All eyes were turned towards Makar, who felt ashamed of his appearance. He knew that his eyes were not bright, and his face begrimed, his hair and beard matted and tangled, and his clothes torn. True, he had been thinking of buying a pair of boots before his death, in order to appear at the judgment seat as behooves an honest peasant. But he had always spent the money on drink, and now he stood before the Taion in ragged shoes, like the last of the Yakouts.… He would gladly have sunk under the ground.

“Thy face is dark,” went on the Taion. “Thy eyes are not bright, and thy clothes are torn. And thy heart is overgrown with weeds and thorns. That is the reason why I love mine own that are pure and good and holy, and turn my face away from such as you are.”

Makar’s heart was ready to break. He felt ashamed of his existence. He hung his head, but suddenly lifted it and began to speak again.

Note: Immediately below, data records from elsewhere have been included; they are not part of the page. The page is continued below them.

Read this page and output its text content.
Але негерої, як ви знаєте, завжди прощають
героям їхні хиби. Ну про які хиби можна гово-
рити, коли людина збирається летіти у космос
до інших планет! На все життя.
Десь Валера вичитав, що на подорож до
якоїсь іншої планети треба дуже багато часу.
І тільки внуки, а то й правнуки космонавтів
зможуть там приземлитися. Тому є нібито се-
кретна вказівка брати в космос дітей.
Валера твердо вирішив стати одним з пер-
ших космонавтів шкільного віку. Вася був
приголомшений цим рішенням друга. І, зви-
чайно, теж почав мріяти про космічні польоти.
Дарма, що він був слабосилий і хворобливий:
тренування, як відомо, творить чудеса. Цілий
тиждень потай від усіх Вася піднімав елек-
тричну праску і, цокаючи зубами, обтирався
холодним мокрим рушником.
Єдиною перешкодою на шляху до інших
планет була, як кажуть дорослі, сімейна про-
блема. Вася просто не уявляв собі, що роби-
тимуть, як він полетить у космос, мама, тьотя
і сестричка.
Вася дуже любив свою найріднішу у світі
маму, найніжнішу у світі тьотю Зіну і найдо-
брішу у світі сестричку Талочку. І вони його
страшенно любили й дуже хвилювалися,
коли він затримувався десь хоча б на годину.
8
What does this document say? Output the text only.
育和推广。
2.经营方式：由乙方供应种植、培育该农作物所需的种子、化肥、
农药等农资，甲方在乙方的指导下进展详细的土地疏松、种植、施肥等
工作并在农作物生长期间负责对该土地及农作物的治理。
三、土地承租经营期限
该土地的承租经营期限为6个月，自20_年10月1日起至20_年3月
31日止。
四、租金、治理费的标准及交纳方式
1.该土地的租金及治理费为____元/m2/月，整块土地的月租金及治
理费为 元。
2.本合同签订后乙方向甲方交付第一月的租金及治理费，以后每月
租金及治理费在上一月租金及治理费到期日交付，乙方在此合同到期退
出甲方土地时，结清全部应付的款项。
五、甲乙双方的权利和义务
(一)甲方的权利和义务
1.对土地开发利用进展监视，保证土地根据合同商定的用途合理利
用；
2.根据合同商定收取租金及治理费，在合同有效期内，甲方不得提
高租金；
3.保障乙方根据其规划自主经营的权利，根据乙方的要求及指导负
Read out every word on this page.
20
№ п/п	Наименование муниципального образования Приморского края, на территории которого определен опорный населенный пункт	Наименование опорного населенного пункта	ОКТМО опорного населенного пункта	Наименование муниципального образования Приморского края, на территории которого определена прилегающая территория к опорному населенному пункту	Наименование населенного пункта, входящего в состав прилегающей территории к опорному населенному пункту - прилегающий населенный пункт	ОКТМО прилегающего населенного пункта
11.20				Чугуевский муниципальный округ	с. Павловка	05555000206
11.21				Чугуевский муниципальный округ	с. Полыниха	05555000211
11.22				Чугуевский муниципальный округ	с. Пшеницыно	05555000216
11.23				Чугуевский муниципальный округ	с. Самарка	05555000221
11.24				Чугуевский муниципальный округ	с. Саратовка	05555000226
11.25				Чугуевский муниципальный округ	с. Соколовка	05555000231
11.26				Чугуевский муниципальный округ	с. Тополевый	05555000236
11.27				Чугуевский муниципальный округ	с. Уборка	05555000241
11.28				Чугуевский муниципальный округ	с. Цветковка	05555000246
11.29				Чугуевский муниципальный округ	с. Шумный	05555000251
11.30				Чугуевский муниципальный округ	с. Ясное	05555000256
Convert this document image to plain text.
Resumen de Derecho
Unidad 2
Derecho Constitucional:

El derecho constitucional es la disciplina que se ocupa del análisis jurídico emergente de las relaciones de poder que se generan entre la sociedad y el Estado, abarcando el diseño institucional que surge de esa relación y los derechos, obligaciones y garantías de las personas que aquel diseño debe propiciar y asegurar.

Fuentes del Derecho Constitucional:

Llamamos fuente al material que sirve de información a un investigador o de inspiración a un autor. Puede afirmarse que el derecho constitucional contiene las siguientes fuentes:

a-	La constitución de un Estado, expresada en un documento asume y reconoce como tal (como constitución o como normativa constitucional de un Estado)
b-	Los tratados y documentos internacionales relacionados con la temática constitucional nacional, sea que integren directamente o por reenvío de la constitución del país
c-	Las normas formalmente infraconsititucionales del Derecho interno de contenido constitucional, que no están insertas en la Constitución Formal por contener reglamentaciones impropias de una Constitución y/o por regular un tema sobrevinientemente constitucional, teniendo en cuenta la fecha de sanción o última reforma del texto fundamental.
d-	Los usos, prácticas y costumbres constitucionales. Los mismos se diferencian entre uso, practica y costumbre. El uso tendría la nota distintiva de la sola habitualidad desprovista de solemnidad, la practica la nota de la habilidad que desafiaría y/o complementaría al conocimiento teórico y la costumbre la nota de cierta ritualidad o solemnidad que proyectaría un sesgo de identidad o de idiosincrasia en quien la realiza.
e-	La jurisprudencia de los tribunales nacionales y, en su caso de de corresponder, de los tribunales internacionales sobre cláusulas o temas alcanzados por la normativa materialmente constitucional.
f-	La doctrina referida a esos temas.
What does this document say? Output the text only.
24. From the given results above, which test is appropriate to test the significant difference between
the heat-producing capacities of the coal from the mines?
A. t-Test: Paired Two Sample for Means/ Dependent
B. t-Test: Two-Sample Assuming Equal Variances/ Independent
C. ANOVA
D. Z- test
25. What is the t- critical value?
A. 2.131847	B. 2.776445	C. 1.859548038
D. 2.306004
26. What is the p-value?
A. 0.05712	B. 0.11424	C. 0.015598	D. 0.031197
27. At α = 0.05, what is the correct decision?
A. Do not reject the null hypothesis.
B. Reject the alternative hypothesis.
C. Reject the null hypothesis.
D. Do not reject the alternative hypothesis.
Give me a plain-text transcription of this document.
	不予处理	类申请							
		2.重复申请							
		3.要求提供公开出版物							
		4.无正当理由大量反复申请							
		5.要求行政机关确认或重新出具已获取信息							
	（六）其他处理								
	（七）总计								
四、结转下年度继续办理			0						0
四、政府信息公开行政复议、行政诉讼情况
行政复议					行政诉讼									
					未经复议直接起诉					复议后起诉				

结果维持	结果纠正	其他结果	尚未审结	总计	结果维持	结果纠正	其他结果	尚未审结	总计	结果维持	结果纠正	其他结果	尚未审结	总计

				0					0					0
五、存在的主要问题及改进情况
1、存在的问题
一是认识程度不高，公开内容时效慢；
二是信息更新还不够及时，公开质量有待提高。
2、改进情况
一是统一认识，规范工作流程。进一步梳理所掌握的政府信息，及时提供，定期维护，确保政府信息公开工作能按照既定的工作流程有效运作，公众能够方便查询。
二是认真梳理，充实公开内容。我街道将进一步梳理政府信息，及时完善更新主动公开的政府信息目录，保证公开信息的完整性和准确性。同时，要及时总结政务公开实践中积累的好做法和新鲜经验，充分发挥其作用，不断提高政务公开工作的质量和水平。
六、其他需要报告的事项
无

Who were those just and good men the Taion was speaking about? If he meant those who were living in fine palaces on the earth at the same time as Makar did, he knew them well enough. Their eyes were bright because they had not shed as many tears as he had, and their faces shone because they were bathed in perfume, and their clean garments had been wrought by other people’s hands. Did he not see that he too had been born like the others, with bright, open eyes, in which heaven and earth were reflected as in a mirror, and with a pure heart which was ready to take in all that was beautiful in the world. And if he longed now to hide his wretched self under the ground, it was no fault of his … he did not know whose fault it was … all he knew was that all the patience had died in his heart.

If Makar had seen the effect which his speech had produced on the old Taion, and that every word he said fell on the golden scale like a weight of lead, his rebellious heart would have been soothed. But he saw nothing, because he was full of blind despair.

He thought of his past life, which had been so hard. How had he been able to bear it so long? He had borne it because the star of hope had shone through the darkness. And now the star had vanished, and the hope was dead.… Darkness fell on his soul, and a storm rose in it like the storm-wind which flies across the steppe in the dead of night. He forgot where he was, before whom he stood—forgot everything except his anger.

But the old Taion said to him: “Wait, poor man! You are no longer on earth. There is justice for you here.”

And Makar trembled. He realized that they pitied him; his heart was softened; and, as he thought of his wretched life, he burst into tears, weeping over himself. The old Taion wept too, and so did the old father Ivan. Tears flowed from the eyes of the young serving-men, and they wiped them with their wide sleeves.

And the scales trembled, and the wooden scale rose higher and higher!